P Develop exercise script templates that are straightforward and easy-to-use (e.g. with fill-in blanks or check boxes.) When the exercise is complete, request that the completed exercise script templates be returned to you for use as a basis for development of the exercise report.
P After the exercise scope is determined, draft an exercise logistics document which includes the following, and distribute to all key participants: 1) Date, time and duration of exercise; 2) Scope of exercise (business functions and support groups participating and affected); 3) Exercise participant contact information, by function (e.g. business function, technology function support - application system, voice / network, UNIX, PC, etc.); 4) Clear explanations of the roles of exercise participants; 5) Assembly point(s); 6) Mode(s) of transportation to the alternate site, with arrival and departure times; 7) Alternate site information (e.g. check-in / sign-in policy), if applicable; 8) Technology / application systems to be exercised; and 9) Problem / issue tracking process details and instructions
P As part of the business continuity plan for each business function, provide maps to the alternate site, floor plans of the alternate site which include seating arrangements, network diagrams, and any other visual aids that add value.

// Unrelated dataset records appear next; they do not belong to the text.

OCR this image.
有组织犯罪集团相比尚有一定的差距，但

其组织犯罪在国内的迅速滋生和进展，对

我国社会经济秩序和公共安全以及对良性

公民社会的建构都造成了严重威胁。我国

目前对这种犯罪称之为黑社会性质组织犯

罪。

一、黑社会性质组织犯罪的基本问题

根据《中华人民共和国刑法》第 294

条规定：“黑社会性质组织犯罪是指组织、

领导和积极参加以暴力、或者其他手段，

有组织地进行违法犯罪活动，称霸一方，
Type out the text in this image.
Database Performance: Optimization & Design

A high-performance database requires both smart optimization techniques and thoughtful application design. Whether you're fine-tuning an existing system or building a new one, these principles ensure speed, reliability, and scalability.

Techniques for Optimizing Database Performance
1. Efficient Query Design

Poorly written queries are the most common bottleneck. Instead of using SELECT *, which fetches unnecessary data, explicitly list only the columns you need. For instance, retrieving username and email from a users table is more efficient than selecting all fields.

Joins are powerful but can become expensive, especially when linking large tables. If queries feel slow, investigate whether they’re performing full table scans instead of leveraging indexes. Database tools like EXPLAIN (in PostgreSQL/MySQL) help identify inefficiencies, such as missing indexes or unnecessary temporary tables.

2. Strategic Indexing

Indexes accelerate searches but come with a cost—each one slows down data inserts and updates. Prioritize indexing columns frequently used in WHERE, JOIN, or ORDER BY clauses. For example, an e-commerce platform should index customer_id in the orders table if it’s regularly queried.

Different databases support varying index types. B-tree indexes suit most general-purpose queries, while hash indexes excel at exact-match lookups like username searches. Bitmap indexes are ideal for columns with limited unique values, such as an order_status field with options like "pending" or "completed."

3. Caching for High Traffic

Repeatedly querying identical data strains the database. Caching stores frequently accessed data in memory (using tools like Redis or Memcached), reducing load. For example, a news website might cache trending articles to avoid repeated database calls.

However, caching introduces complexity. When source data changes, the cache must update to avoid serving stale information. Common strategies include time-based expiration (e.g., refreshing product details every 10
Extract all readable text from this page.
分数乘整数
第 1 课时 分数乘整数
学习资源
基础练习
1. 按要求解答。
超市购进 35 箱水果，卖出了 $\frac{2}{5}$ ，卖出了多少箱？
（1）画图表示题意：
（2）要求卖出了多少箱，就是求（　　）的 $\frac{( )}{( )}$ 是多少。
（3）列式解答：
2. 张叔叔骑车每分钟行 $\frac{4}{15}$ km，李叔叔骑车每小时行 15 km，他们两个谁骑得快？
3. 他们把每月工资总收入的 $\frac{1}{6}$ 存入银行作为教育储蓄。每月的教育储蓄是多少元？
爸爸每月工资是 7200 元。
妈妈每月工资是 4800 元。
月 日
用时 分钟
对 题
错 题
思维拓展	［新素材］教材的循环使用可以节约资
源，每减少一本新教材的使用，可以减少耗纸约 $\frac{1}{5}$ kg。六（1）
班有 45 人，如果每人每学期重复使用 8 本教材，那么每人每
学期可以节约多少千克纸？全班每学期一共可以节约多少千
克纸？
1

P For an optimal exercise, prepare in advance with unit testing. For example, recommend to your technology group that they ‘pre-test’ exercise components before a full-scale business function client exercise.
P As exercise coordinator, your role is to facilitate activities and discussion, ensure that the exercise stays on track, suggest that issues get tabled when appropriate, ensure that issues are captured, provide answers to scenario questions, and raise thought-provoking questions and ideas for consideration. The role of all other participants (except Audit and observers) is to recover the business function and/or system being exercised.
P Encourage exercise participants to contribute their knowledge and expertise, ask questions, raise issues, and give potential solutions!
P Provide your exercise participants with high-quality meals and snacks throughout the exercise (around the clock, if necessary), and their energy levels and commitment will soar.

Madeline Bowden, CBCP is a Manager of Business Continuity for the Global Corporate Investment Bank of Salomon Smith Barney (Citigroup), New York.
Theresa Kirchner, MCP, CCP is an IT Consultant for Metro Information Services, Inc.
Both are members of the Editorial Advisory Board.